All options for the safe disposal of MBM are currently being considered by my Department in conjunction with the Department of the Environment and Local Government and the Environmental Protection Agency. These include the process of alkaline hydrolysis which has not yet been validated. I should, however, say to those who are putting this forward as some form of panacea that we understand that even if this particular process is found to be acceptable, it would only be suitable for handling small volumes of material.
Mr. N. O'Keeffe: As matters now stand, the only suitable and available means of ultimately  destroying the growing volume of waste which I have mentioned, and which will itself become a potentially major environmental problem, is thermal treatment. There is no getting away from this reality and to avoid facing it is the worst form of environmental hypocrisy. It is entirely wrong to seek to lead the public to believe that there are any easy options for dealing with this problem or that there are painless, magic solutions which are somehow known to a few people but not to Governments and others managing the BSE problem in Ireland and elsewhere. It is equally wrong to paint a picture of modern thermal treatment plants as some form of malign smokestack industries.

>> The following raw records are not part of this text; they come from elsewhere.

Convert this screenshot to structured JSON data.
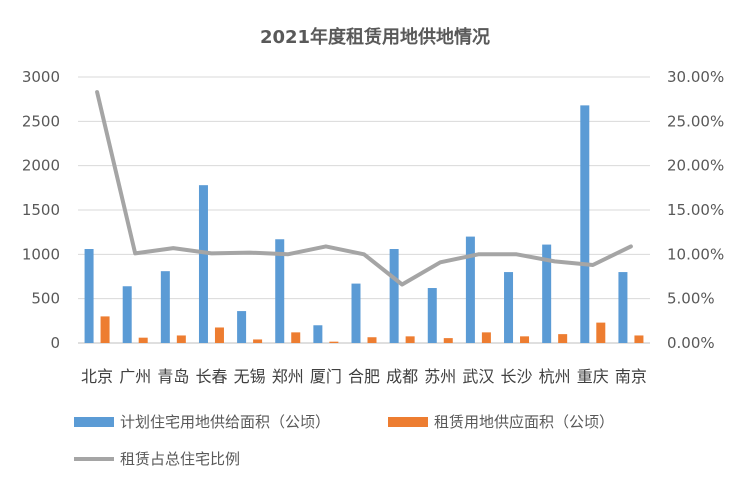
{
  "chart_data": {
    "type": "bar",
    "title": "2021年度租赁用地供地情况",
    "categories": [
      "北京",
      "广州",
      "青岛",
      "长春",
      "无锡",
      "郑州",
      "厦门",
      "合肥",
      "成都",
      "苏州",
      "武汉",
      "长沙",
      "杭州",
      "重庆",
      "南京"
    ],
    "series": [
      {
        "name": "计划住宅用地供给面积（公顷）",
        "type": "bar",
        "axis": "left",
        "color": "#5B9BD5",
        "values": [
          1060,
          640,
          810,
          1780,
          360,
          1170,
          200,
          670,
          1060,
          620,
          1200,
          800,
          1110,
          2680,
          800
        ]
      },
      {
        "name": "租赁用地供应面积（公顷）",
        "type": "bar",
        "axis": "left",
        "color": "#ED7D31",
        "values": [
          300,
          60,
          85,
          175,
          40,
          120,
          15,
          65,
          75,
          55,
          120,
          75,
          100,
          230,
          85
        ]
      },
      {
        "name": "租赁占总住宅比例",
        "type": "line",
        "axis": "right",
        "color": "#A5A5A5",
        "values": [
          0.283,
          0.101,
          0.107,
          0.101,
          0.102,
          0.1,
          0.109,
          0.1,
          0.066,
          0.091,
          0.1,
          0.1,
          0.092,
          0.088,
          0.109
        ]
      }
    ],
    "y_left": {
      "min": 0,
      "max": 3000,
      "ticks": [
        "0",
        "500",
        "1000",
        "1500",
        "2000",
        "2500",
        "3000"
      ]
    },
    "y_right": {
      "min": 0,
      "max": 0.3,
      "ticks": [
        "0.00%",
        "5.00%",
        "10.00%",
        "15.00%",
        "20.00%",
        "25.00%",
        "30.00%"
      ]
    },
    "grid": true,
    "legend_position": "bottom"
  }
}
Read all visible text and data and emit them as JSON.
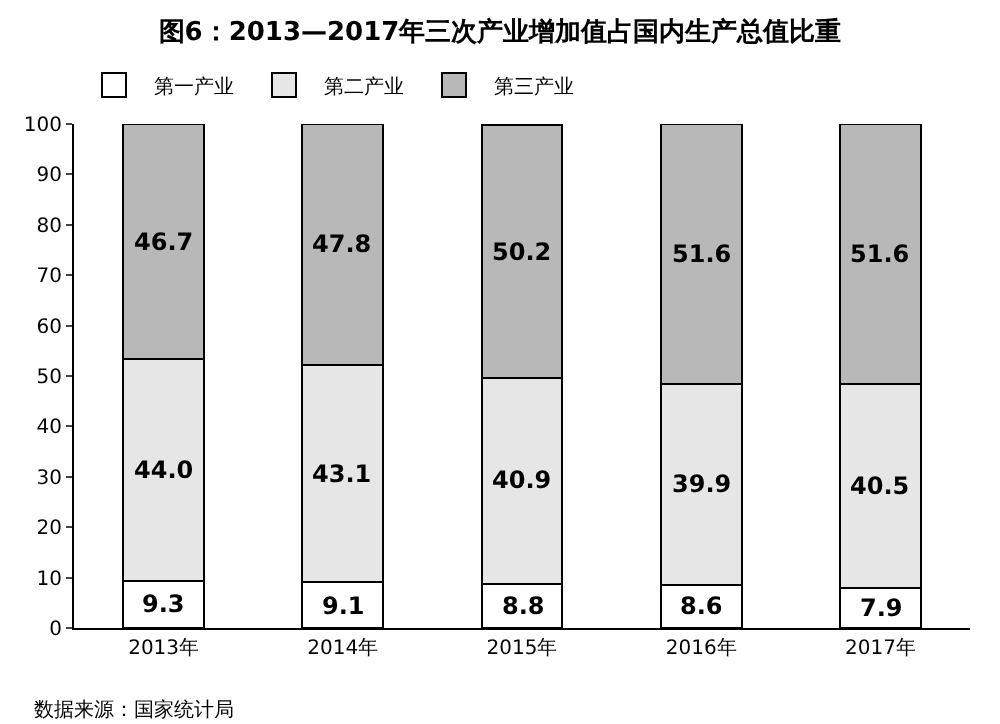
{
  "chart_data": {
    "type": "bar",
    "stacked": true,
    "title": "图6：2013—2017年三次产业增加值占国内生产总值比重",
    "categories": [
      "2013年",
      "2014年",
      "2015年",
      "2016年",
      "2017年"
    ],
    "series": [
      {
        "name": "第一产业",
        "color": "#ffffff",
        "values": [
          9.3,
          9.1,
          8.8,
          8.6,
          7.9
        ],
        "value_labels": [
          "9.3",
          "9.1",
          "8.8",
          "8.6",
          "7.9"
        ]
      },
      {
        "name": "第二产业",
        "color": "#e6e6e6",
        "values": [
          44.0,
          43.1,
          40.9,
          39.9,
          40.5
        ],
        "value_labels": [
          "44.0",
          "43.1",
          "40.9",
          "39.9",
          "40.5"
        ]
      },
      {
        "name": "第三产业",
        "color": "#b8b8b8",
        "values": [
          46.7,
          47.8,
          50.2,
          51.6,
          51.6
        ],
        "value_labels": [
          "46.7",
          "47.8",
          "50.2",
          "51.6",
          "51.6"
        ]
      }
    ],
    "ylim": [
      0,
      100
    ],
    "yticks": [
      0,
      10,
      20,
      30,
      40,
      50,
      60,
      70,
      80,
      90,
      100
    ],
    "grid": false,
    "legend": "top left",
    "annotations": [
      "数据来源：国家统计局"
    ]
  }
}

As I have already indicated, thermal treatment plants which dispose of animal waste, operate safely and to the highest standards elsewhere in Europe, in countries which attach a very high importance to environmental protection. As regards suggestions that incineration spreads the BSE prion, I would ask the House to note that this has been emphatically dismissed in recent days by environmental experts. I would suggest that it is being put forward more as a smokescreen to enable certain people to alter their position and again seek the comfort of avoiding the issue rather than as a serious proposition.
In the course of a debate in this House on BSE on 29 November last, a few short weeks ago, there was a very welcome degree of political consensus on all sides of the House on the need for incineration in the context of dealing with the waste thrown up by the BSE issue. This consensus included the Green Party. On that occasion Deputy Sargent said
In common with all parties in the House, the Green Party accepts that for veterinary and hospital body parts, incineration is necessary to kill disease. The quickest way to increase veterinary incineration capacity in Ireland is to make it clear – this is the Minister's responsibility – that it is not municipal, industrial or hazardous waste incineration.
This was a welcome, if rare, venture by the Green Party into the realm of dealing with the realities of the situation and facing up to the hard issues. It was welcomed at the time by my colleague, the Minister, Deputy Walsh. It is particularly regrettable that Deputy Sargent is now furiously back pedalling from this position and is resorting to various devices to legitimise his sudden U-turn. Once again, he and his colleagues are resorting to creating the illusion of easy answers to this issue and to avoiding reality.
Mr. N. O'Keeffe: For the benefit of our people and their well being, hard issues must be faced. I believe there is sufficient political maturity across all sides of this House on this issue. The Government will not be found wanting in taking the decisions which need to be taken and I believe that the degree of consensus displayed in the House in November last will serve the country well in this regard.